Tags: Farm Office Live
In farm estate and transition planning, we caution against leaving farmland to multiple heirs as co-owners on the deed to the property. That’s because Ohio law allows any co-owner of property to seek “partition,” a legal action asking the court to either sell the property and divide sale proceeds among the co-owners or, in some cases, to physically divide the property between co-owners. If the goal of a farm family is to keep property in the family, co-ownership and partition rights put that goal at risk. A recent case from the Ohio Court of Appeals illustrates how partition can force the unwilling sale of property from a co-owner of the property.
The recent court case didn’t involve farmland, but concerned a home and four acres of land owned jointly by an unmarried couple, each on the deed to the property as co-owners with rights of survivorship. The couple separated and one remained in the home, but the two could not agree upon how to resolve their interests in the property. That led to a court case in which one co-owner asked the court to declare that the other had no remaining interest in the property. The other co-owner disagreed and filed a partition claim asking the court to sell the property and divide sale proceeds according to each person’s property interest. The trial court determined that each co-owner did have ownership interests in the property and ordered the property to be sold according to the partition law.
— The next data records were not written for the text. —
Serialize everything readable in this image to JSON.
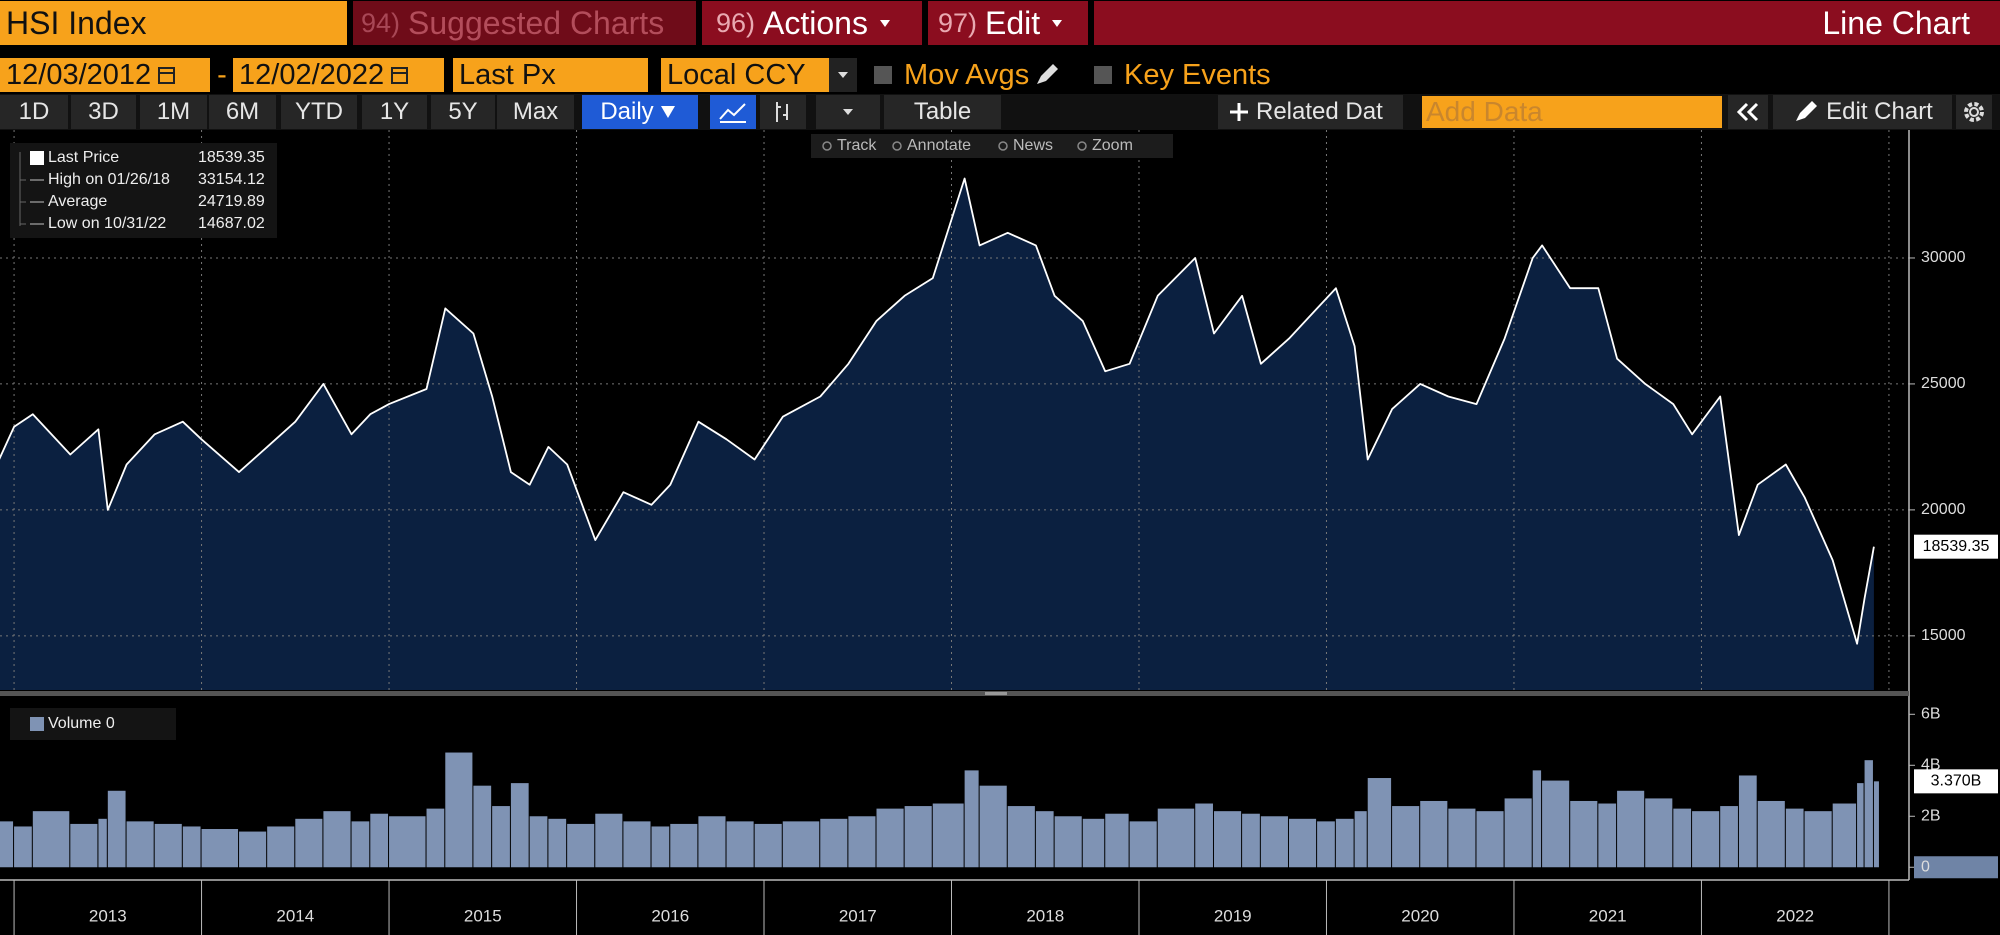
{
  "toolbar": {
    "ticker": "HSI Index",
    "suggested": {
      "num": "94)",
      "label": "Suggested Charts"
    },
    "actions": {
      "num": "96)",
      "label": "Actions"
    },
    "edit": {
      "num": "97)",
      "label": "Edit"
    },
    "view": "Line Chart"
  },
  "controls": {
    "start": "12/03/2012",
    "dash": "-",
    "end": "12/02/2022",
    "field": "Last Px",
    "currency": "Local CCY",
    "mov_avgs": "Mov Avgs",
    "key_events": "Key Events"
  },
  "periods": [
    "1D",
    "3D",
    "1M",
    "6M",
    "YTD",
    "1Y",
    "5Y",
    "Max"
  ],
  "frequency": "Daily",
  "table": "Table",
  "related": "Related Dat",
  "add_data": "Add Data",
  "edit_chart": "Edit Chart",
  "chart_tools": [
    "Track",
    "Annotate",
    "News",
    "Zoom"
  ],
  "legend": [
    {
      "label": "Last Price",
      "value": "18539.35"
    },
    {
      "label": "High on 01/26/18",
      "value": "33154.12"
    },
    {
      "label": "Average",
      "value": "24719.89"
    },
    {
      "label": "Low on 10/31/22",
      "value": "14687.02"
    }
  ],
  "chart_data": [
    {
      "type": "line",
      "fill": "#0b2040",
      "color": "#ffffff",
      "x": [
        2012.92,
        2013.0,
        2013.1,
        2013.3,
        2013.45,
        2013.5,
        2013.6,
        2013.75,
        2013.9,
        2014.0,
        2014.2,
        2014.35,
        2014.5,
        2014.65,
        2014.8,
        2014.9,
        2015.0,
        2015.2,
        2015.3,
        2015.45,
        2015.55,
        2015.65,
        2015.75,
        2015.85,
        2015.95,
        2016.1,
        2016.25,
        2016.4,
        2016.5,
        2016.65,
        2016.8,
        2016.95,
        2017.1,
        2017.3,
        2017.45,
        2017.6,
        2017.75,
        2017.9,
        2018.07,
        2018.15,
        2018.3,
        2018.45,
        2018.55,
        2018.7,
        2018.82,
        2018.95,
        2019.1,
        2019.3,
        2019.4,
        2019.55,
        2019.65,
        2019.8,
        2019.95,
        2020.05,
        2020.15,
        2020.22,
        2020.35,
        2020.5,
        2020.65,
        2020.8,
        2020.95,
        2021.1,
        2021.15,
        2021.3,
        2021.45,
        2021.55,
        2021.7,
        2021.85,
        2021.95,
        2022.1,
        2022.2,
        2022.3,
        2022.45,
        2022.55,
        2022.7,
        2022.83,
        2022.87,
        2022.92
      ],
      "series": [
        {
          "name": "Last Price",
          "color": "#ffffff",
          "values": [
            22000,
            23300,
            23800,
            22200,
            23200,
            20000,
            21800,
            23000,
            23500,
            22800,
            21500,
            22500,
            23500,
            25000,
            23000,
            23800,
            24200,
            24800,
            28000,
            27000,
            24500,
            21500,
            21000,
            22500,
            21800,
            18800,
            20700,
            20200,
            21000,
            23500,
            22800,
            22000,
            23700,
            24500,
            25800,
            27500,
            28500,
            29200,
            33154.12,
            30500,
            31000,
            30500,
            28500,
            27500,
            25500,
            25800,
            28500,
            30000,
            27000,
            28500,
            25800,
            26800,
            28000,
            28800,
            26500,
            22000,
            24000,
            25000,
            24500,
            24200,
            26800,
            30000,
            30500,
            28800,
            28800,
            26000,
            25000,
            24200,
            23000,
            24500,
            19000,
            21000,
            21800,
            20500,
            18000,
            14687.02,
            16500,
            18539.35
          ]
        }
      ],
      "xlim": [
        2012.925,
        2023.107
      ],
      "xticks": [
        {
          "value": 2013.5,
          "label": "2013"
        },
        {
          "value": 2014.5,
          "label": "2014"
        },
        {
          "value": 2015.5,
          "label": "2015"
        },
        {
          "value": 2016.5,
          "label": "2016"
        },
        {
          "value": 2017.5,
          "label": "2017"
        },
        {
          "value": 2018.5,
          "label": "2018"
        },
        {
          "value": 2019.5,
          "label": "2019"
        },
        {
          "value": 2020.5,
          "label": "2020"
        },
        {
          "value": 2021.5,
          "label": "2021"
        },
        {
          "value": 2022.5,
          "label": "2022"
        }
      ],
      "xgrid": [
        2013,
        2014,
        2015,
        2016,
        2017,
        2018,
        2019,
        2020,
        2021,
        2022,
        2023
      ],
      "ylim": [
        12850,
        35080
      ],
      "yticks": [
        15000,
        20000,
        25000,
        30000
      ],
      "grid": true
    },
    {
      "type": "bar",
      "legend": "Volume 0",
      "color": "#7f93b4",
      "x": [
        2012.92,
        2013.0,
        2013.1,
        2013.3,
        2013.45,
        2013.5,
        2013.6,
        2013.75,
        2013.9,
        2014.0,
        2014.2,
        2014.35,
        2014.5,
        2014.65,
        2014.8,
        2014.9,
        2015.0,
        2015.2,
        2015.3,
        2015.45,
        2015.55,
        2015.65,
        2015.75,
        2015.85,
        2015.95,
        2016.1,
        2016.25,
        2016.4,
        2016.5,
        2016.65,
        2016.8,
        2016.95,
        2017.1,
        2017.3,
        2017.45,
        2017.6,
        2017.75,
        2017.9,
        2018.07,
        2018.15,
        2018.3,
        2018.45,
        2018.55,
        2018.7,
        2018.82,
        2018.95,
        2019.1,
        2019.3,
        2019.4,
        2019.55,
        2019.65,
        2019.8,
        2019.95,
        2020.05,
        2020.15,
        2020.22,
        2020.35,
        2020.5,
        2020.65,
        2020.8,
        2020.95,
        2021.1,
        2021.15,
        2021.3,
        2021.45,
        2021.55,
        2021.7,
        2021.85,
        2021.95,
        2022.1,
        2022.2,
        2022.3,
        2022.45,
        2022.55,
        2022.7,
        2022.83,
        2022.87,
        2022.92
      ],
      "values": [
        1.8,
        1.6,
        2.2,
        1.7,
        1.9,
        3.0,
        1.8,
        1.7,
        1.6,
        1.5,
        1.4,
        1.6,
        1.9,
        2.2,
        1.8,
        2.1,
        2.0,
        2.3,
        4.5,
        3.2,
        2.4,
        3.3,
        2.0,
        1.9,
        1.7,
        2.1,
        1.8,
        1.6,
        1.7,
        2.0,
        1.8,
        1.7,
        1.8,
        1.9,
        2.0,
        2.3,
        2.4,
        2.5,
        3.8,
        3.2,
        2.4,
        2.2,
        2.0,
        1.9,
        2.1,
        1.8,
        2.3,
        2.5,
        2.2,
        2.1,
        2.0,
        1.9,
        1.8,
        1.9,
        2.2,
        3.5,
        2.4,
        2.6,
        2.3,
        2.2,
        2.7,
        3.8,
        3.4,
        2.6,
        2.5,
        3.0,
        2.7,
        2.3,
        2.2,
        2.4,
        3.6,
        2.6,
        2.3,
        2.2,
        2.5,
        3.3,
        4.2,
        3.37
      ],
      "last_label": "3.370B",
      "xlim": [
        2012.925,
        2023.107
      ],
      "ylim": [
        -0.5,
        6.6
      ],
      "yticks": [
        0,
        {
          "value": 2,
          "label": "2B"
        },
        {
          "value": 4,
          "label": "4B"
        },
        {
          "value": 6,
          "label": "6B"
        }
      ]
    }
  ]
}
The trial court granted each party the right to purchase the property within 14 days before it would be sold, but neither exercised that right. After an appraisal, the court ordered the property sold and also ordered payment of the outstanding mortgage. That left the court with the challenge of determining how to divide the remaining sale proceeds according to each party’s interests in the property. A complicated analysis of payments, credit card debts, a home equity loan, rental value, and improvements to the property resulted in a final determination that granted one co-owner more of the proceeds than the other.
Both parties appealed the division of proceeds to the Twelfth District Court of Appeals, unfortunately adding more cost and consternation to resolving the co-ownership problem. The court of appeals noted that Ohio law grants a court the duty and discretion to apply broad “equitable” principles of fairness when determining how to divide property interests among co-owners in a partition proceeding. A review of the trial court’s division of the proceeds led the appeals court to affirm the lower court’s holding as “equitable,” ending the three-and-a-half-year legal battle.
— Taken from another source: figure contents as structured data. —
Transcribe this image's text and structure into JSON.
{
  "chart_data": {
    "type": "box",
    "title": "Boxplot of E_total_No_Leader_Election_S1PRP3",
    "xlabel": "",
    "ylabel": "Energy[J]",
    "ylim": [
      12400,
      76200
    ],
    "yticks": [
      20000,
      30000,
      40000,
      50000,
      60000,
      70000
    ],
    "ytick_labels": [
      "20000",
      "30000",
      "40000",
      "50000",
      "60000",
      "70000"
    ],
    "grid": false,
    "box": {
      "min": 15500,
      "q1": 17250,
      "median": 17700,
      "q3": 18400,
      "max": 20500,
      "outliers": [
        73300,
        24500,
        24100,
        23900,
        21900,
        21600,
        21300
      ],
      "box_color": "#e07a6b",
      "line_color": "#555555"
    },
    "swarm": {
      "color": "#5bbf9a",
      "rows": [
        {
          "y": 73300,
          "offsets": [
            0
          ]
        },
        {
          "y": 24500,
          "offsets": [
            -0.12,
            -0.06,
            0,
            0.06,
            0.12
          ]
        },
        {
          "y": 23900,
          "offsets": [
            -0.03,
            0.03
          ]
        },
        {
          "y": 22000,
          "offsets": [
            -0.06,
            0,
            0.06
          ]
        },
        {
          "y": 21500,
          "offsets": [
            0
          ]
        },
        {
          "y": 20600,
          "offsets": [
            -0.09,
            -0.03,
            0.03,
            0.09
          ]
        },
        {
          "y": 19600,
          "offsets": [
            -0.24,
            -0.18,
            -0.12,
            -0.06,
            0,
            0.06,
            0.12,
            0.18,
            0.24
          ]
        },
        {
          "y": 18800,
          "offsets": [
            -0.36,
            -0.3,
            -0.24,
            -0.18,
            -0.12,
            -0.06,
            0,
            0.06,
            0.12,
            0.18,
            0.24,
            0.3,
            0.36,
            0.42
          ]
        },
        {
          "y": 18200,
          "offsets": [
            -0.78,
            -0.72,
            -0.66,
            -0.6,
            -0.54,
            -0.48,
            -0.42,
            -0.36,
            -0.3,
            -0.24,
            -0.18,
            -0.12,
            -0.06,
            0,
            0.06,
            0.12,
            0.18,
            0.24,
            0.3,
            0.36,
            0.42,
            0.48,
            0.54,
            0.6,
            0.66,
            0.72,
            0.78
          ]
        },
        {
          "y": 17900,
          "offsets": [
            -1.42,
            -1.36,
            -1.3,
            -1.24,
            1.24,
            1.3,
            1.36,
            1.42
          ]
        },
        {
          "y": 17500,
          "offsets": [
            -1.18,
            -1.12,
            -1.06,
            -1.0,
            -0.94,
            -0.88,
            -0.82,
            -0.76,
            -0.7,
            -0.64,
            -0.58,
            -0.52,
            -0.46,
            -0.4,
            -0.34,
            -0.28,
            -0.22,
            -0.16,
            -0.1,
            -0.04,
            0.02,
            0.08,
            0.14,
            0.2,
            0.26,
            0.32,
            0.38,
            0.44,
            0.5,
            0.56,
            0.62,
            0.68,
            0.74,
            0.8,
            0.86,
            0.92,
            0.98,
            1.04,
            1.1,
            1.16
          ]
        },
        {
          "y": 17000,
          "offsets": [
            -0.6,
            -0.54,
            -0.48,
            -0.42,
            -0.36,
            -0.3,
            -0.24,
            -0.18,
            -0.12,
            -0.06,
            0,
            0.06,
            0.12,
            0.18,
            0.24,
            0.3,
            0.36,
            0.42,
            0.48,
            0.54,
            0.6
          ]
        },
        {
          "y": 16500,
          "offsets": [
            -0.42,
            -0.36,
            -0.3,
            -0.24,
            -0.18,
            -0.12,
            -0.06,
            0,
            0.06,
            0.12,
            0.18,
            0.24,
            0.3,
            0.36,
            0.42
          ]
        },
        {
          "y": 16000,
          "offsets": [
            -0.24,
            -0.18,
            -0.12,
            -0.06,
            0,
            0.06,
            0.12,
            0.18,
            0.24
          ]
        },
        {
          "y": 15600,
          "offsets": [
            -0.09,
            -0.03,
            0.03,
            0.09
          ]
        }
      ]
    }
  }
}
Ohio’s partition statute itself provides a warning of the risk of property co-ownership. It states in R.C. 5307.01 that co-owners of land “may be compelled to make or suffer partition…” While the purpose of partition is to allow a co-owner to obtain the value of their property interests, it can certainly force others to “suffer.” If a co-owner can’t buy out another co-owner, the power of partition can force the loss of farm property. As a result, family land can leave the family and a farming heir can lose land that was part of the farming operation. That’s most likely not the outcome parents or grandparents expected when they left their farmland to heirs as co-owners.
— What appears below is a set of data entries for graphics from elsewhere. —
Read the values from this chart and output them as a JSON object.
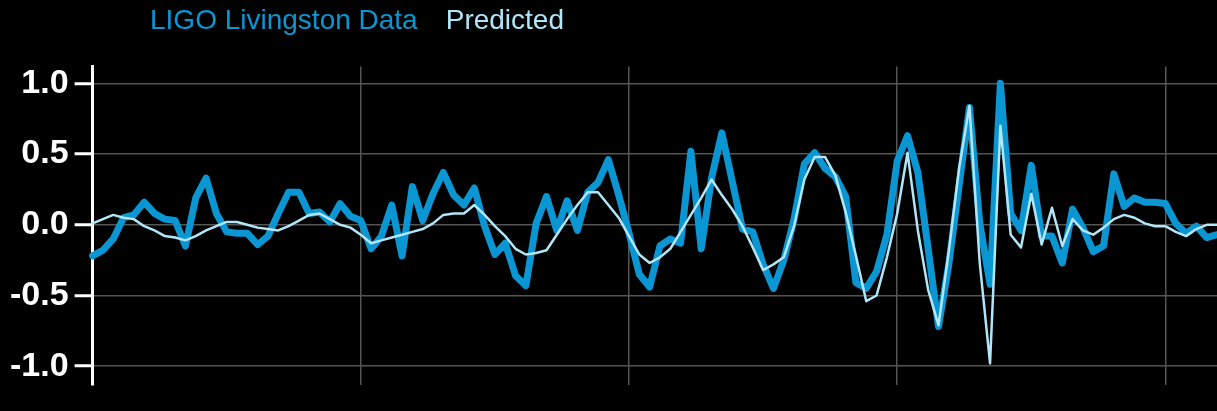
{
  "chart_data": {
    "type": "line",
    "grid": true,
    "marker": "none",
    "line_style": "solid",
    "tick_labels": "y",
    "categories": [
      null,
      null,
      null,
      null,
      null,
      null,
      null,
      null,
      null,
      null,
      null,
      null,
      null,
      null,
      null,
      null,
      null,
      null,
      null,
      null,
      null,
      null,
      null,
      null,
      null,
      null,
      null,
      null,
      null,
      null,
      null,
      null,
      null,
      null,
      null,
      null,
      null,
      null,
      null,
      null,
      null,
      null,
      null,
      null,
      null,
      null,
      null,
      null,
      null,
      null,
      null,
      null,
      null,
      null,
      null,
      null,
      null,
      null,
      null,
      null,
      null,
      null,
      null,
      null,
      null,
      null,
      null,
      null,
      null,
      null,
      null,
      null,
      null,
      null,
      null,
      null,
      null,
      null,
      null,
      null,
      null,
      null,
      null,
      null,
      null,
      null,
      null,
      null,
      null,
      null,
      null,
      null,
      null,
      null,
      null,
      null,
      null,
      null,
      null,
      null,
      null,
      null,
      null,
      null,
      null,
      null,
      null,
      null,
      null,
      null
    ],
    "ylim": [
      -1.13,
      1.12
    ],
    "yticks": [
      {
        "value": 1,
        "label": "1.0"
      },
      {
        "value": 0.5,
        "label": "0.5"
      },
      {
        "value": 0,
        "label": "0.0"
      },
      {
        "value": -0.5,
        "label": "-0.5"
      },
      {
        "value": -1,
        "label": "-1.0"
      }
    ],
    "series": [
      {
        "name": "LIGO Livingston Data",
        "color": "#0a96d2",
        "values": [
          -0.22,
          -0.18,
          -0.1,
          0.05,
          0.07,
          0.16,
          0.08,
          0.04,
          0.03,
          -0.15,
          0.19,
          0.33,
          0.08,
          -0.05,
          -0.06,
          -0.06,
          -0.14,
          -0.08,
          0.08,
          0.23,
          0.23,
          0.08,
          0.09,
          0.02,
          0.15,
          0.06,
          0.03,
          -0.17,
          -0.08,
          0.14,
          -0.22,
          0.27,
          0.03,
          0.22,
          0.37,
          0.21,
          0.14,
          0.26,
          -0.01,
          -0.21,
          -0.13,
          -0.36,
          -0.43,
          0.01,
          0.2,
          -0.04,
          0.17,
          -0.04,
          0.23,
          0.3,
          0.46,
          0.21,
          -0.06,
          -0.35,
          -0.44,
          -0.15,
          -0.1,
          -0.13,
          0.52,
          -0.17,
          0.33,
          0.65,
          0.31,
          -0.03,
          -0.05,
          -0.28,
          -0.45,
          -0.25,
          0.04,
          0.43,
          0.51,
          0.4,
          0.34,
          0.2,
          -0.41,
          -0.45,
          -0.33,
          -0.07,
          0.45,
          0.63,
          0.37,
          -0.17,
          -0.72,
          -0.28,
          0.28,
          0.83,
          0.01,
          -0.42,
          1.0,
          0.08,
          -0.04,
          0.42,
          -0.08,
          -0.08,
          -0.27,
          0.11,
          -0.02,
          -0.19,
          -0.15,
          0.36,
          0.13,
          0.19,
          0.16,
          0.16,
          0.15,
          0.01,
          -0.06,
          -0.01,
          -0.09,
          -0.07
        ]
      },
      {
        "name": "Predicted",
        "color": "#b0e6f7",
        "values": [
          0.01,
          0.04,
          0.07,
          0.05,
          0.04,
          -0.01,
          -0.04,
          -0.08,
          -0.09,
          -0.11,
          -0.08,
          -0.04,
          -0.01,
          0.02,
          0.02,
          0,
          -0.02,
          -0.03,
          -0.04,
          -0.01,
          0.03,
          0.07,
          0.08,
          0.04,
          0,
          -0.02,
          -0.07,
          -0.13,
          -0.11,
          -0.09,
          -0.07,
          -0.05,
          -0.03,
          0.01,
          0.07,
          0.08,
          0.08,
          0.14,
          0.07,
          -0.01,
          -0.08,
          -0.17,
          -0.21,
          -0.2,
          -0.18,
          -0.07,
          0.04,
          0.14,
          0.23,
          0.23,
          0.14,
          0.05,
          -0.08,
          -0.21,
          -0.27,
          -0.23,
          -0.17,
          -0.05,
          0.07,
          0.19,
          0.32,
          0.21,
          0.11,
          -0.01,
          -0.16,
          -0.32,
          -0.28,
          -0.23,
          -0.01,
          0.32,
          0.48,
          0.48,
          0.35,
          0.09,
          -0.22,
          -0.54,
          -0.5,
          -0.23,
          0.08,
          0.51,
          -0.04,
          -0.46,
          -0.71,
          -0.19,
          0.4,
          0.84,
          -0.27,
          -0.98,
          0.7,
          -0.07,
          -0.16,
          0.22,
          -0.14,
          0.12,
          -0.15,
          0.04,
          -0.04,
          -0.07,
          -0.02,
          0.04,
          0.07,
          0.05,
          0.01,
          -0.01,
          -0.01,
          -0.05,
          -0.08,
          -0.03,
          0,
          0
        ]
      }
    ]
  }
}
Fortunately, legal strategies can avoid the risk of partition. For example, placing the land in an LLC removes partition rights completely, as the land is no longer in a co-ownership situation—the LLC is the single owner of the land. The heirs could have ownership interests in the LLC instead of in the land, so heirs could still receive benefits from the land. The LLC Operating Agreement could contain rules about if and how land could be sold out of the LLC, and could ensure terms that would allow other LLC members to buy out another member’s ownership interests. An agricultural attorney can devise this and other legal strategies to ensure that partition isn’t a risk to farmland or farm heirs.